Une étude réalisée par la Coface et l’Observatoire des emplois menacés et émergents (OEM) prévoit qu’environ 5 millions d'emplois pourraient être supprimés en France d’ici 2030 en raison de l’impact de l’intelligence artificielle générative.
Cette technologie, qui permet d’automatiser des tâches complexes, pourrait entraîner la perte de plus de 16 % des emplois actuels, particulièrement dans les secteurs qualifiés et rémunérés indique l‘étude de l’OEM. Parmi les professions les plus concernées, on retrouve les architectes, les ingénieurs, les professionnels de l’informatique, de la finance, ainsi que ceux travaillant dans les fonctions supports des entreprises, telles que l’administratif, la comptabilité ou le juridique.

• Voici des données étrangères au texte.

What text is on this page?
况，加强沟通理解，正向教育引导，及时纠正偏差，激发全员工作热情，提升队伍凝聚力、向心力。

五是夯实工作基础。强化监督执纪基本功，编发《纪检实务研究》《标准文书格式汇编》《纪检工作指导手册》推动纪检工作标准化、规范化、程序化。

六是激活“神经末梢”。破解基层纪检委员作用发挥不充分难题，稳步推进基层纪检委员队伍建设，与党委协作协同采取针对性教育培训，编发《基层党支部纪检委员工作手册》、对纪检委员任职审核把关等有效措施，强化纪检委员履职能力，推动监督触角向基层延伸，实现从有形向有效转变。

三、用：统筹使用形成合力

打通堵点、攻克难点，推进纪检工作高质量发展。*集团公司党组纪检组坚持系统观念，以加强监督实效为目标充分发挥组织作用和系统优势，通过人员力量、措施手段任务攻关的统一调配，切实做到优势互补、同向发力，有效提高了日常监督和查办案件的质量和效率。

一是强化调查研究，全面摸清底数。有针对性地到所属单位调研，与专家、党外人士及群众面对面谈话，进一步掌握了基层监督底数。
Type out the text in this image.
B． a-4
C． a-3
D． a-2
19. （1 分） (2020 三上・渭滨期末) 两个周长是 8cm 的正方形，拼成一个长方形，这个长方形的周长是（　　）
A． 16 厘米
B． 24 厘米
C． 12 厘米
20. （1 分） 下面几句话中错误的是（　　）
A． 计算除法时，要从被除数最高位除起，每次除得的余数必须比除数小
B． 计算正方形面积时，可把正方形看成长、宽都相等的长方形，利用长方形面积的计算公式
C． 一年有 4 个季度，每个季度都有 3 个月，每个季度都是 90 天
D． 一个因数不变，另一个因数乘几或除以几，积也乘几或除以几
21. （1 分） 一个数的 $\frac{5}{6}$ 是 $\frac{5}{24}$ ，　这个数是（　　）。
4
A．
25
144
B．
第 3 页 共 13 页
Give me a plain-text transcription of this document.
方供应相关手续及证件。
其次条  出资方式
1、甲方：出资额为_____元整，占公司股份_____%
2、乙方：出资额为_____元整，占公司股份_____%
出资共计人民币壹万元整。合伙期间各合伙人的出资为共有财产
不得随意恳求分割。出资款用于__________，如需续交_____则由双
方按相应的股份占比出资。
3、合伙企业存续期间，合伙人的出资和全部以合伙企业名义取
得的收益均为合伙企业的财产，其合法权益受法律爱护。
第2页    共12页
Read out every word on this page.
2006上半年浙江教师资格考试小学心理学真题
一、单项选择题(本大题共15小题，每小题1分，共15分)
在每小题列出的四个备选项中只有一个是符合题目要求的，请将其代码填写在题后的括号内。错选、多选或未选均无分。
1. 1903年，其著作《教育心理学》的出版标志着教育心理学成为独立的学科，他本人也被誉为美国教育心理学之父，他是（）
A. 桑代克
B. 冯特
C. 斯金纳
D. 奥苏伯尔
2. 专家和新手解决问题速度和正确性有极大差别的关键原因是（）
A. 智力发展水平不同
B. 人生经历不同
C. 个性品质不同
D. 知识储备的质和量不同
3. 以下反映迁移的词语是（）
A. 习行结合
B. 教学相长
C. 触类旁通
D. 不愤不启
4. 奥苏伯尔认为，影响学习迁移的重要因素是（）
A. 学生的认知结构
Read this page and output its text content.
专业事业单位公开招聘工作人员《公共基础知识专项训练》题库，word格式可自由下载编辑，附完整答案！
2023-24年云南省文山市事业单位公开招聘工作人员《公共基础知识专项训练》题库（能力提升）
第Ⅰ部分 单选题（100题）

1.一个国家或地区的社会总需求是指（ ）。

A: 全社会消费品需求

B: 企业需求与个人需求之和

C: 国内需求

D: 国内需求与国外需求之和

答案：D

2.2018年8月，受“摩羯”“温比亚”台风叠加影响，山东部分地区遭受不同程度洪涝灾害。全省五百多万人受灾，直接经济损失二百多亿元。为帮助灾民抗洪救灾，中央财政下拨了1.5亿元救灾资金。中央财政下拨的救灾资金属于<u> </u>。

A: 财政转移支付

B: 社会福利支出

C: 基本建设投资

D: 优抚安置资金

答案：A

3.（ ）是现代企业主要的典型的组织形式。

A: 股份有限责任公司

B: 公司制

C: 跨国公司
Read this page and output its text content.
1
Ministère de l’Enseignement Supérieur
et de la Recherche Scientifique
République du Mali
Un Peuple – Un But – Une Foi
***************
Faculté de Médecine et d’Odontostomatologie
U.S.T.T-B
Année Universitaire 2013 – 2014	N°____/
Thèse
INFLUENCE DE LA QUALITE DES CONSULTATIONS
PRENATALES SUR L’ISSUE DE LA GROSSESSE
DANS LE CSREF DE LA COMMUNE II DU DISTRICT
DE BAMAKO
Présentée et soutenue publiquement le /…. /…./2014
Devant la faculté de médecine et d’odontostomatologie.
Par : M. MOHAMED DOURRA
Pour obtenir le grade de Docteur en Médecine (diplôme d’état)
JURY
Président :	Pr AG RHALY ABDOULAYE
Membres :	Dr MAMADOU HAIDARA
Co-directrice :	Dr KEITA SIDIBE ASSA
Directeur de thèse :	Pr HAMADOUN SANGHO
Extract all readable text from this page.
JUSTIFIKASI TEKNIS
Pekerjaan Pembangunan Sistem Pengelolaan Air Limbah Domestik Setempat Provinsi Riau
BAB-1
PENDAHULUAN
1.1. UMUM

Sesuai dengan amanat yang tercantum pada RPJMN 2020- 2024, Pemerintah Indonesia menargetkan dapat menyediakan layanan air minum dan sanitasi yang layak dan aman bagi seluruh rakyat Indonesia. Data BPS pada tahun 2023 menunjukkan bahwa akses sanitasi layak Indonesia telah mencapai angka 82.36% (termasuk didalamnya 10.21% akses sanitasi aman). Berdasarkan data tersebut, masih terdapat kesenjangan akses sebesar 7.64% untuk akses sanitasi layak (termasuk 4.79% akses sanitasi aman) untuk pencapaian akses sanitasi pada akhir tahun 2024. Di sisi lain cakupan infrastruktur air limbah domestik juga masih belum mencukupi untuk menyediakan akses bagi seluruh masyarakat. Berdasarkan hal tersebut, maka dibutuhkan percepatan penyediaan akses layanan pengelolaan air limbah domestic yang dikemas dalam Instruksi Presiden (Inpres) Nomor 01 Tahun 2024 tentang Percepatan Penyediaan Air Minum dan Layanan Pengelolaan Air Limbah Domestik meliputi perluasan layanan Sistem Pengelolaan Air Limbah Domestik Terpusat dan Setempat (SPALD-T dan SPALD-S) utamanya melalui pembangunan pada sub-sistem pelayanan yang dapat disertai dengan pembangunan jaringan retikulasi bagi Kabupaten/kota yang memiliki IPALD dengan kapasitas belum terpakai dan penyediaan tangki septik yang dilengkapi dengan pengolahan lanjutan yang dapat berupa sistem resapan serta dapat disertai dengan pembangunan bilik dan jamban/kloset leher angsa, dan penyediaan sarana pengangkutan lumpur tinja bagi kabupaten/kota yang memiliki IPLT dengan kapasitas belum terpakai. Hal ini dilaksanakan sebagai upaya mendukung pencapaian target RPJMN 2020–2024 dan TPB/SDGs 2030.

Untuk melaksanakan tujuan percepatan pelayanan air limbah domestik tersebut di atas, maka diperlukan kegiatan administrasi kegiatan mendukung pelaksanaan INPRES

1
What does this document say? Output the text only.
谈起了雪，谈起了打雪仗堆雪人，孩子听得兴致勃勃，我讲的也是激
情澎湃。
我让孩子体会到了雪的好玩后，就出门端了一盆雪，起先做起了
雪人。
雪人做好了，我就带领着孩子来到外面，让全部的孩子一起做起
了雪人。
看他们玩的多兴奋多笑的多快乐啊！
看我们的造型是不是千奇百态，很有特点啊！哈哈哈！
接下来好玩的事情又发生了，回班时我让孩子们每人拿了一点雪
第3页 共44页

L’intelligence artificielle pourrait remplacer ces métiers en accomplissant des tâches analytiques et de gestion plus rapidement que les humains.
Cependant, certains secteurs semblent moins touchés par cette évolution. Les emplois manuels, tels que ceux des coiffeurs, cuisiniers ou plombiers, devraient rester relativement protégés contre l’automatisation. Le World Economic Forum estime que la part des tâches réalisées par des systèmes d’intelligence artificielle pourrait passer de 22 % à 34 % d’ici 2030, selon les prévisions des employeurs.
La reconversion professionnelle face à la transformation de l'emploi
La disparition de certains emplois pourrait être compensée par la création de nouveaux métiers, mais cela risque de rendre nécessaire une réorganisation des secteurs d’activité existants. Toutefois, cette transformation soulève des défis pour les travailleurs concernés. Selon l’OEM, les compétences requises pour occuper ces nouveaux métiers pourraient être inaccessibles pour certains, rendant la reconversion professionnelle complexe, voire impossible. Ces changements risquent de poser un défi majeur aux personnes dont les emplois actuels sont amenés à disparaître.

Il existe cependant des études qui tempèrent cette inquiétude. Les chercheurs de l’entreprise Anthropic, à l’origine du système d’intelligence artificielle Claude, affirment que l’IA transformera davantage les métiers existants plutôt que de provoquer des pertes massives d'emplois. Selon cette perspective, l’automatisation entraînera une recomposition des métiers actuels plutôt que leur disparition totale. Ainsi, au lieu d’engendrer des licenciements massifs, l’automatisation pourrait créer de nouveaux types de postes tout en modifiant les métiers existants.
L’impact de l’intelligence artificielle sur les secteurs d’activité nécessitera encore plusieurs années d’observation avant de pouvoir être pleinement évalué. Étant en constante évolution, l’IA pourrait avoir des effets considérables sur le marché du travail, dont les conséquences exactes restent à définir. L’avenir du travail dépendra largement de l’adaptation des compétences des travailleurs aux exigences croissantes liées à ces nouvelles technologies.